C'est pourquoi les députés communistes se sont totalement opposés aux politiques qui ont mené à la libéralisation du secteur de l'énergie, à la privatisation de GDF et à son absorption par Suez, à l'ouverture du capital d'EDF, à la loi NOME. Autant de décisions qui, avec celles qui affectent Areva, autre acteur majeur du nucléaire, n'ont pas contribué à raffermir, dans l'opinion publique, l'idée que le nucléaire français échappait totalement à l'emprise de la rentabilité financière. Et pourtant, c'est là un des piliers du soutien de nos concitoyens à la filière nucléaire.

Il convient, évidemment, d'apprécier le souhait, inscrit dans le rapport, que l'Etat ait une maîtrise complète des entreprises de la filière nucléaire et que cette dernière soit dégagée de l'exigence de concurrence imposée dans le secteur de l'énergie par les traités. Pour autant, les députés communistes sont attachés à l'idée, non seulement d'une maîtrise publique de l'énergie , avec la constitution d'un pôle public, autour d'EDF à 100% publique et l 'engagement que le nucléaire ne sera jamais ouvert à la concurrence dans notre pays . Nous proposons aussi que la France porte ces mêmes exigences au niveau européen, tant les mêmes garanties sont justifiées à l'échelle de notre continent.

Le rapport met fort justement en évidence l'attention à apporter aux cumuls de difficultés, telles qu'apparues à Fukushima, à l'effet domino dans le cas de centrales proches de sites industriels, à la disponibilité des dispositifs de secours et d'alimentation électrique pour les centrales situées en bord de mer. A cet égard, il serait sans doute souhaitable d' examiner les conséquences de pollutions marines, de type marée noire ... Il souligne aussi la nécessité de prendre en compte l'hypothèse d'accidents et de rejets sur une longue durée dans la gestion de la crise. Je partage aussi l'importance accordée à la recherche universitaire, à la formation des personnels, comme la demande de mise en place d'une « force de réaction rapide » disposant en permanence de moyens et capable d'intervenir partout dans des délais de quelques heures...

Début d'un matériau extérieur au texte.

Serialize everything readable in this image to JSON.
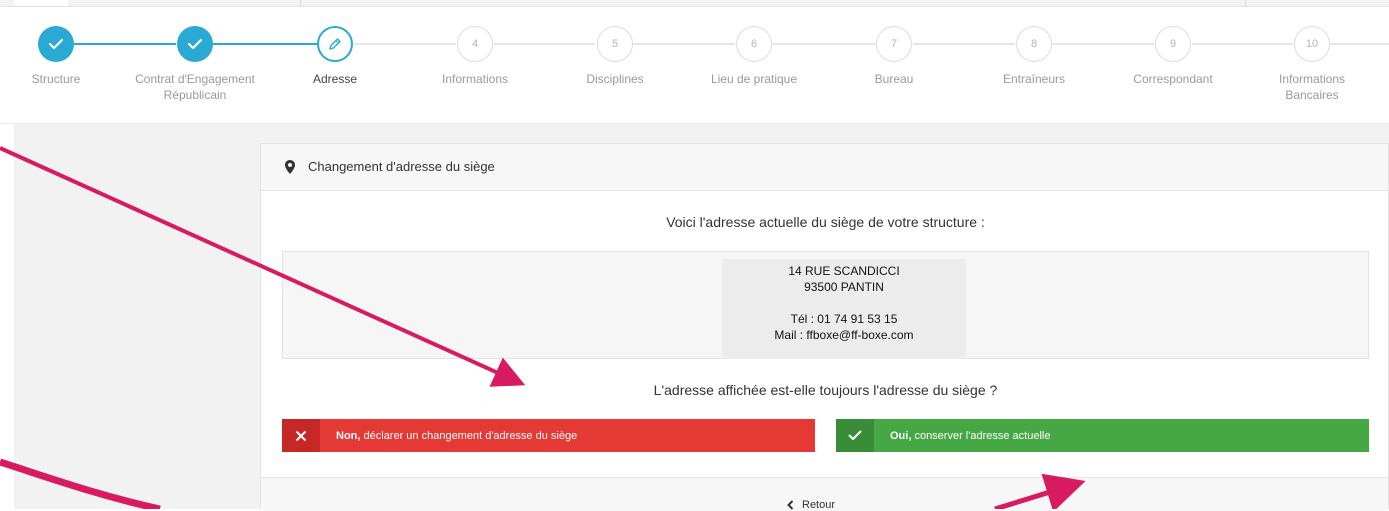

Tous les syndicats ont mis en avant la question de la sous-traitance. Le rapport en fait une question importante en souhaitant, en tête de ses conclusions, que « les conditions de la sous-traitance soient gérées de façon plus sûre ».

C'est une question centrale. Son développement actuel, conséquence de la libéralisation du secteur, nourrit l'idée que, finalement, le nucléaire est une activité comme les autres ! On peut y voir, comme ailleurs, la sous-traitance en cascade, des incidents non déclarés, des responsabilités difficiles à déterminer,... Les reportages sur les « nomades » du nucléaire et les témoignages recueillis lors des visites de centrales et d'un site comme « la Hague » sont éloquents.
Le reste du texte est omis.